第1話:あっちゅ寝太郎の、初夏(はつなつ)の風を追いかけて
第1話:野の小径で見つけた、名もなき忘れ物
季節が春から初夏へと、衣を替えるように移り変わるこの時期。
私はお気に入りの散歩道を、いつもより少しだけ速度を落として歩くのが好きだ。
ふと足元に目を落とすと、数日前まで黄色い大輪を誇らしげに咲かせていたタンポポが、いつの間にか真っ白な綿毛に姿を変えている。
「たんぽぽの 次の願いを 風運ぶ」
風がそよぐたび、小さな綿毛がひとつ、またひとつと空へ舞い上がっていく。
あれはただ飛ばされているのではない。
まだ見ぬ異郷の地で、再び美しい花を咲かせようという、健気な「次の願い」を胸に秘めて旅立っているのだ。そう思うと、見慣れた景色が急にドラマチックに輝き始める。
そんなタンポポの旅路を見送った先には、背の低い野草たちが青々と茂っていた。
「野の草に 花一輪の 佇まい」
華やかな都会の花屋には並ばないような、名もなき草の中に、ぽつんと一輪だけ小さな花が咲いている。
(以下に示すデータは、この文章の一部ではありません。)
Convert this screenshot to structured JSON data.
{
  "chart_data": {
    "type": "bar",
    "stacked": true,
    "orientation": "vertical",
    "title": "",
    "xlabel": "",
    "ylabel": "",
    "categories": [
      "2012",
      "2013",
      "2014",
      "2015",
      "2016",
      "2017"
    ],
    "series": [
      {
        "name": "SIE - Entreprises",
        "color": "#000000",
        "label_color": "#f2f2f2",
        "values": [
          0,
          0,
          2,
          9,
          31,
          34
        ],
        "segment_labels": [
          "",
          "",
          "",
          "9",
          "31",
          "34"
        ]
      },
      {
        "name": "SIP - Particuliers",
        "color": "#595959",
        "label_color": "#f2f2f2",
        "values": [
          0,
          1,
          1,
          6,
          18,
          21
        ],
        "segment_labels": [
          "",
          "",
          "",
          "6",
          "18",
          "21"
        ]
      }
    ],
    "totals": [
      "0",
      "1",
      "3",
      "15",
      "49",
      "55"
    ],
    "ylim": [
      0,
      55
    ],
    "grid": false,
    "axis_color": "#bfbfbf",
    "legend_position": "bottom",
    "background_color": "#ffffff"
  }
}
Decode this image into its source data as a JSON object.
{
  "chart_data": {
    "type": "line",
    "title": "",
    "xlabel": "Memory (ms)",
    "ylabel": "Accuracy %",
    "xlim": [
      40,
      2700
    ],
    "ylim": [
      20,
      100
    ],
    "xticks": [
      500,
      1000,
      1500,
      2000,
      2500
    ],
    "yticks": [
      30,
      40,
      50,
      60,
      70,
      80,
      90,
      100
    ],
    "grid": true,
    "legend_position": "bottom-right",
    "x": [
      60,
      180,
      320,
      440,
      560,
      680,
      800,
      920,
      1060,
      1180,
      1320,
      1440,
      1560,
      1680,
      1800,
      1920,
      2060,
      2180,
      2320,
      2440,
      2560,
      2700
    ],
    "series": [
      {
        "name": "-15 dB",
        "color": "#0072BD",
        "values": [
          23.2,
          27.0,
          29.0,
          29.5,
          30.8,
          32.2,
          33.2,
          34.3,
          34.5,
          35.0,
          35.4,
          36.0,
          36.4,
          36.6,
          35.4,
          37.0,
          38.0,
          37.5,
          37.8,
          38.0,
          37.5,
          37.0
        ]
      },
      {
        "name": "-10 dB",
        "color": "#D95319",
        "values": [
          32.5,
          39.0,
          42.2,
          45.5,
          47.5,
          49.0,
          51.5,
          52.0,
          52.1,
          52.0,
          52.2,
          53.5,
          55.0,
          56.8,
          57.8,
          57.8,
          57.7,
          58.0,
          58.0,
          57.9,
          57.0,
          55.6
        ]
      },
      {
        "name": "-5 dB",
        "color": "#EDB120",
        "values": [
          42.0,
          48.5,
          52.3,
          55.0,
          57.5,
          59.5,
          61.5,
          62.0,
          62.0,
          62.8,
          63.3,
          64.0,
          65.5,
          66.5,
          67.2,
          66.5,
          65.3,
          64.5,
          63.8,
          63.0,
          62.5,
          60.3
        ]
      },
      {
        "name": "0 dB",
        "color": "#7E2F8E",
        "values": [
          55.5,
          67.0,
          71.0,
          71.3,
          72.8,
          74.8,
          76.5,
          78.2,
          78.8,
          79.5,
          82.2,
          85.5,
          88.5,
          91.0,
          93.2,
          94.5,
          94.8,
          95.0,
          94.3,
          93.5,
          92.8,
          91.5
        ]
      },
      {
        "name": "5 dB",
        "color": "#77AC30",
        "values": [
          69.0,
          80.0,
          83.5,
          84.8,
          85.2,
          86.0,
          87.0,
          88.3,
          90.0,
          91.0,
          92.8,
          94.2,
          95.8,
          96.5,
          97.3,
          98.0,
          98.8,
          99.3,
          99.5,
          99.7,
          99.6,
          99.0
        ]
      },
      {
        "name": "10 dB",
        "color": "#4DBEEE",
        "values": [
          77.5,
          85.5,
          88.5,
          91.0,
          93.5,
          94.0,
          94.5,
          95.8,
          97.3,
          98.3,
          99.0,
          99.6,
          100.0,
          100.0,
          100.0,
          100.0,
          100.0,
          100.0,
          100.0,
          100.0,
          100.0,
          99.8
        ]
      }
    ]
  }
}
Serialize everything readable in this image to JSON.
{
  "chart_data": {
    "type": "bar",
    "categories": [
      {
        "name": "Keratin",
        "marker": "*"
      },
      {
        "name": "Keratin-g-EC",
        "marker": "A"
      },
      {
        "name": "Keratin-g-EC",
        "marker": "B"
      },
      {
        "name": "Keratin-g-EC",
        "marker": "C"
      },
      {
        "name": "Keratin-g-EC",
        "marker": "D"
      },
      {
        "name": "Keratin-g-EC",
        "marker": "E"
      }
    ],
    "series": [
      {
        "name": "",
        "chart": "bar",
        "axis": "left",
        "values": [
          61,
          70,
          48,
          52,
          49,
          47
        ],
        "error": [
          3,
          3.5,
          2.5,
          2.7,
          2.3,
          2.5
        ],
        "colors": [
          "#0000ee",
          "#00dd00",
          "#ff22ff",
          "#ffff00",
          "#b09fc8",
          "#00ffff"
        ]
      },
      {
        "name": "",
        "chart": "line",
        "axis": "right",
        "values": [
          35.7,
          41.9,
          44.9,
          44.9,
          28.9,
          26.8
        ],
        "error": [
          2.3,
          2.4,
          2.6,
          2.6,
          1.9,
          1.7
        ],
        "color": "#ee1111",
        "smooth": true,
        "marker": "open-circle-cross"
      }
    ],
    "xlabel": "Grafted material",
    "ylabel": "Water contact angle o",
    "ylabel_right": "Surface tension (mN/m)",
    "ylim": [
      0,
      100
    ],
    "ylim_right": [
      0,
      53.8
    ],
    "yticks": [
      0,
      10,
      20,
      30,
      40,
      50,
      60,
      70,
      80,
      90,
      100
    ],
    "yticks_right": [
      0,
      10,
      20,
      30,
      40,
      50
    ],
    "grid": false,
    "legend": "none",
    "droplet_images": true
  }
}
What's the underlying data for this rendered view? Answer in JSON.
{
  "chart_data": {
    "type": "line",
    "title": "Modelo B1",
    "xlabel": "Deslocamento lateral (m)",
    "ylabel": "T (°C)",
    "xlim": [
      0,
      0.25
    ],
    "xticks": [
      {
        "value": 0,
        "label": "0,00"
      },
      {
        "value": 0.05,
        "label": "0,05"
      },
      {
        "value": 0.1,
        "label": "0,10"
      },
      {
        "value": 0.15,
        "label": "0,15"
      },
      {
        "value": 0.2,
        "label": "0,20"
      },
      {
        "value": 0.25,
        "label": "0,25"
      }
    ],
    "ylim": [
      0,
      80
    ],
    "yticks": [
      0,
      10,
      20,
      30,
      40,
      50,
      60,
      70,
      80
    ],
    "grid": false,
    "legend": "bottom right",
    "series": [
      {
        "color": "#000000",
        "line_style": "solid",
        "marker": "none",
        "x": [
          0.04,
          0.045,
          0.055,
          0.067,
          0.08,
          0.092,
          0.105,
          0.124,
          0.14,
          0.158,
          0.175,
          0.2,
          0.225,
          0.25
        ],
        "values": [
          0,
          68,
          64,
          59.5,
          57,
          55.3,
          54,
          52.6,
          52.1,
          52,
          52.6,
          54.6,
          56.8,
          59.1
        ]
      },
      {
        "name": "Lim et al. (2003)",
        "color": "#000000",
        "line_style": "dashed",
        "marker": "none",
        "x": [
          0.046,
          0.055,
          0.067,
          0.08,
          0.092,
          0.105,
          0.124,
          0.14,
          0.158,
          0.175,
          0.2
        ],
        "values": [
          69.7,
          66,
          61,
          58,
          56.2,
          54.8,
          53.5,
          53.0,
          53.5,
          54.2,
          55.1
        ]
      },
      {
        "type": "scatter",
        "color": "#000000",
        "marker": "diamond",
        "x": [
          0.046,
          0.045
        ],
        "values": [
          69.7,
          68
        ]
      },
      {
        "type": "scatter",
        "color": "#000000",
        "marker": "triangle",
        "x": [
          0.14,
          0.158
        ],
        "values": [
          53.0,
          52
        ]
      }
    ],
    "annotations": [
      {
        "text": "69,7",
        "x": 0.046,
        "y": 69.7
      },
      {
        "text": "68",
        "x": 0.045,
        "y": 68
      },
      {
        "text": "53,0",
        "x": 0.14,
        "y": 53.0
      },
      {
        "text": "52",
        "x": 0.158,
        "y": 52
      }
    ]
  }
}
誰に褒められるためでもなく、ただそこにスッと背筋を伸ばして立っている姿には、言葉にできない凛とした強さと、孤独な美しさが宿っている。
ふと見上げれば、頭上の桜の木が、今度は青い葉を茂らせて涼しげな木陰を作ってくれていた。
その根元、舗装された道の上に、小さくて黒い実がいくつか転がっている。
「桜の実 鳩や烏の 忘れ物」
初夏の桜の実は、鳥たちにとっては格好のごちそうだ。
きっと、鳩やカラスの旦那たちが「どれ、ひとつ突っついてやろう」と集まり、お喋りに夢中になるあまり、ポロッと地面に落としてしまったのだろう。
おてんばな鳥たちの慌てた顔を想像すると、道端の落とし物さえ愛おしく思えてくる。
木陰を抜けると、今度は目の前に鮮やかな緑の芝生が広がった。
光を浴びて青々と輝くその絨毯の上を、一匹の白い影が横切っていく。
「芝青く 紋白蝶が 傾く舞」
初夏の強い日差しに映える、芝生の「青」と、モンシロチョウの「白」。
蝶はまっすぐ飛ぶわけではない。風に煽られたのか、それとも蜜の香りに誘われたのか、ひらひらと、どこか危なっかしく斜めに「傾き」ながら舞っている。
その不規則な軌道こそが、初夏の躍動そのもののように思えた。
小さな命たちの営みに耳を澄ませながら歩く散歩道。
初夏の風は、今日もたくさんの物語を私の元へ運んでくれる。